First of all, sorry for missing the “watch this version of the play” addition for this weekend. I was… indisposed. Coriolanus really only has one easily available version, and that is the 2011 version with Ralph Fiennes, Gerard Butler, and Vanessa Redgrave. If you can track it down, Tom Hiddleston’s version of Coriolanus is remarkable, but that’s going to involve… internet detecting. Go forth.
Anyway. On to this week and… *fanfare*… JULIUS CAESAR.
Julius Caesar is not really my favorite play. For that, I have to admit I’m something of a Hamlet fangirl, with Much Ado About Nothing as my favorite comedy and Henry V as my favorite of the histories. But, Julius Caesar occupies a very, very special place in my heart and always–always–will.
It’s the play that got me into Shakespeare. It is also the play that got me into Roman History. And, in a way, they fed into one another. A latent love for both led me to this play, which set off a life-long love bordering on obsession. If not for my very real love of having primary sources at my fingertips, I would certainly have devoted my life to the oh-so-problematic men and women who have captured my heart. Men named Scipio and Agrippa, women named Agrippina and Fulvia, Vestal Virgins and Centurions and… *sigh*
I love Rome.
But back before the passionate love of both the Bard and SPQR, I was just a little girl who loved stories. I can’t even begin to remember the first time I heard Shakespeare quoted or a Roman mentioned. Maybe it was myth–my mother loves Greek myths and, conveniently, so did the Romans–or maybe it was seeing ruins when I was two on a family visit to Turkey (my imagination has always tended to adore old things). I couldn’t tell you. But both Rome and Shakespeare were living in my head from a very young age, latent obsessions just waiting for… something to set them to growing.
Enter: Friends, Romans, Countrymen…
Yeah. That single speech. But, you know, what a speech. What a skillful manipulation, a Masterclass in politics and rhetoric and, of course, writing. Mark Antony is… glorious in that moment. And when I read it, I fell in love. With Antony (which persists to this day, despite a greater understanding of the historical figure). With Rome in general. And with the man who wrote the speech to begin with: William Shakespeare.
I don’t think I fully understood what I was reading at the time. I can’t even fully remember if I read the whole speech at once or if it was a vague series of clips that somehow coalesced into a weird… blob of adoration. But I know it was the speech. I know because I was fifteen before I read the whole play all at once (weird, I know, but it happens). Friends, Romans, Countrymen… Lend me your ears…

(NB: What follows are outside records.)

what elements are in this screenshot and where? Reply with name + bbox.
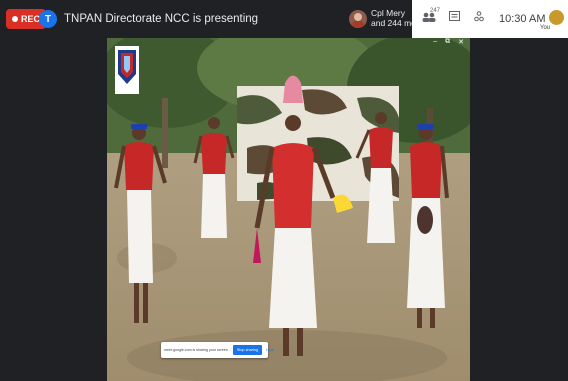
- right-margin: [470, 38, 568, 381]
- left-margin: [0, 38, 107, 381]
- activities-icon: [474, 11, 484, 22]
- meeting-time: 10:30 AM: [499, 13, 546, 25]
- meeting-controls-panel: 247 10:30 AM You: [412, 0, 568, 38]
- share-notice-text: meet.google.com is sharing your screen.: [164, 348, 229, 352]
- close-icon[interactable]: ✕: [458, 38, 464, 46]
- shared-video: ‒ ⧉ ✕: [107, 38, 470, 381]
- presentation-title: TNPAN Directorate NCC is presenting: [64, 13, 259, 25]
- self-label: You: [540, 25, 551, 31]
- meeting-top-bar: REC T TNPAN Directorate NCC is presentin…: [0, 0, 568, 38]
- screen-share-notice: meet.google.com is sharing your screen. …: [161, 342, 274, 358]
- video-frame: [107, 38, 470, 381]
- restore-icon[interactable]: ⧉: [445, 38, 450, 46]
- hide-button[interactable]: Hide: [266, 348, 274, 352]
- activities-button[interactable]: [474, 11, 484, 27]
- video-window-controls: ‒ ⧉ ✕: [433, 38, 464, 46]
- presenter-avatar: T: [39, 10, 57, 28]
- minimize-icon[interactable]: ‒: [433, 38, 437, 46]
- people-button[interactable]: 247: [422, 8, 440, 26]
- self-avatar[interactable]: [549, 10, 564, 25]
- chat-button[interactable]: [449, 11, 460, 26]
- participants-count: 247: [430, 8, 441, 14]
- rec-dot-icon: [12, 16, 18, 22]
- recording-label: REC: [21, 14, 41, 24]
- participant-photo-icon: [352, 13, 364, 28]
- stop-sharing-button[interactable]: Stop sharing: [232, 345, 263, 355]
- chat-icon: [449, 11, 460, 21]
- dancer-4: [407, 124, 449, 328]
- participant-avatar: [349, 10, 367, 28]
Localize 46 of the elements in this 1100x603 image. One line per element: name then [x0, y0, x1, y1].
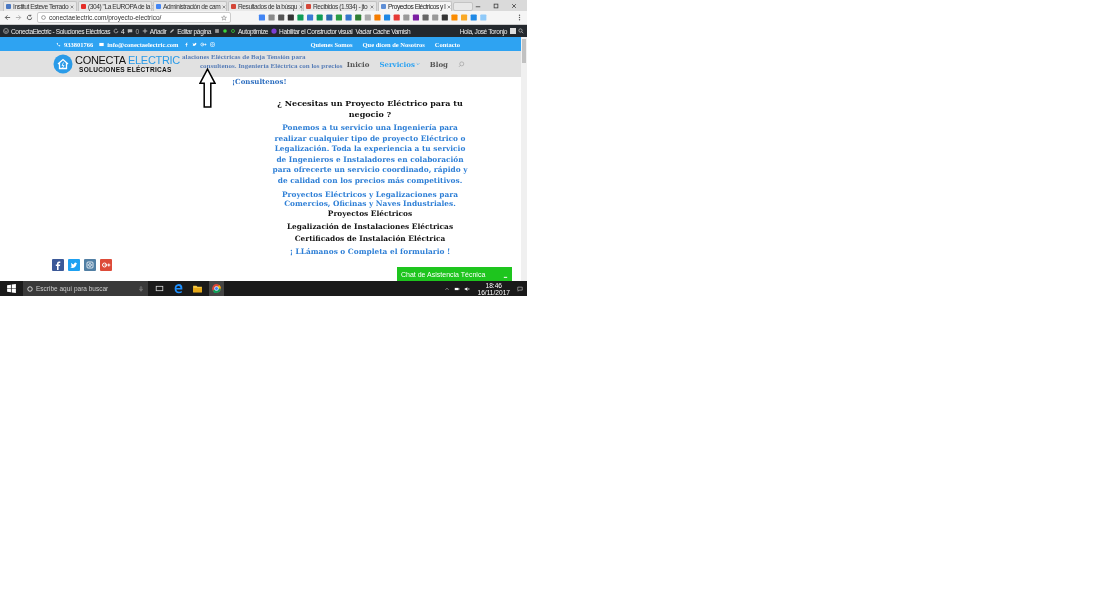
status-circle-icon: [230, 28, 236, 34]
microphone-icon[interactable]: [138, 285, 144, 292]
instagram-button-icon[interactable]: [84, 259, 96, 271]
divi-logo-icon: [271, 28, 278, 34]
close-icon[interactable]: [447, 4, 452, 9]
star-icon[interactable]: [221, 14, 227, 21]
notification-icon[interactable]: [517, 285, 523, 292]
close-icon[interactable]: [222, 4, 227, 9]
search-icon[interactable]: [518, 28, 524, 34]
menu-icon[interactable]: [516, 14, 523, 21]
scrollbar[interactable]: [521, 37, 527, 281]
twitter-icon[interactable]: [192, 41, 198, 47]
chevron-down-icon: [415, 62, 420, 66]
house-logo-icon: [53, 54, 73, 74]
facebook-button-icon[interactable]: [52, 259, 64, 271]
windows-start-icon[interactable]: [4, 281, 19, 296]
volume-icon[interactable]: [464, 285, 471, 292]
twitter-button-icon[interactable]: [68, 259, 80, 271]
up-arrow-icon: [199, 68, 216, 108]
close-icon[interactable]: [70, 4, 75, 9]
status-dot-icon: [222, 28, 228, 34]
pencil-icon: [169, 28, 176, 34]
close-icon[interactable]: [511, 2, 517, 9]
section-heading: ¿ Necesitas un Proyecto Eléctrico para tu negocio ?: [276, 98, 464, 119]
plus-icon[interactable]: [141, 28, 148, 34]
chrome-icon[interactable]: [209, 281, 224, 296]
google-plus-icon[interactable]: [200, 41, 208, 47]
logo-text[interactable]: CONECTA ELECTRIC: [75, 55, 180, 66]
google-plus-button-icon[interactable]: [100, 259, 112, 271]
phone-icon: [56, 41, 61, 47]
maximize-icon[interactable]: [493, 2, 499, 9]
updates-icon[interactable]: [113, 28, 120, 34]
plugin-icon[interactable]: [214, 28, 220, 34]
minimize-icon[interactable]: [503, 274, 508, 279]
close-icon[interactable]: [299, 4, 304, 9]
cortana-icon: [27, 285, 33, 292]
comment-icon[interactable]: [127, 28, 134, 34]
back-icon[interactable]: [4, 14, 11, 21]
reload-icon[interactable]: [26, 14, 33, 21]
wordpress-logo-icon[interactable]: [3, 28, 9, 34]
forward-icon[interactable]: [15, 14, 22, 21]
info-icon: [41, 15, 46, 20]
facebook-icon[interactable]: [184, 41, 190, 47]
mail-icon: [99, 41, 105, 47]
network-icon[interactable]: [454, 285, 461, 292]
chevron-up-icon[interactable]: [444, 285, 451, 292]
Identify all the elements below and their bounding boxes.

It’s so marvelous. Sublime, even.
That speech turned a general awareness and admiration of Shakespeare into a real love (which made me so very popular at school…). I picked up the sonnets. I learned the famous speeches. I (tried unsuccessfully) to enjoy movie versions of the plays (I was still young, and I think maybe Branagh wasn’t the easiest start). Wishbone was still much more my speed, if you want to know about how old I was when this was going on. And I started reading the Dear America books, as well as the royal princess spin-offs (the Cleopatra one left me a bit twitterpated, I tell you), which spawned not into a huge love of historical fiction (I do dabble, though) but of history. And that love, that historical crush, on Mark Antony–spawned by the speech, remember–turned into a voracious love of all things Rome.
I even took Latin in high school instead of something really useful, like Spanish. I live in South Florida, and I do not speak Spanish. Because I took Latin. Which I also do not speak.
I guess I don’t really have anything to say that this whole thing leads to. Just that this one speech in this one play led to such an important part of my life. An important part of me. And next month, when A and I go to Stratford, I will finally–finally–get to see it live. With a lady as Antony, too, so no weird transference of historical crush to actor is in danger of happening. Trust me, it’s happened before. I, like everyone else I know, watched Rome when it came out.
Anyway. This is it for me today. I’ll be back on Friday to pair the play.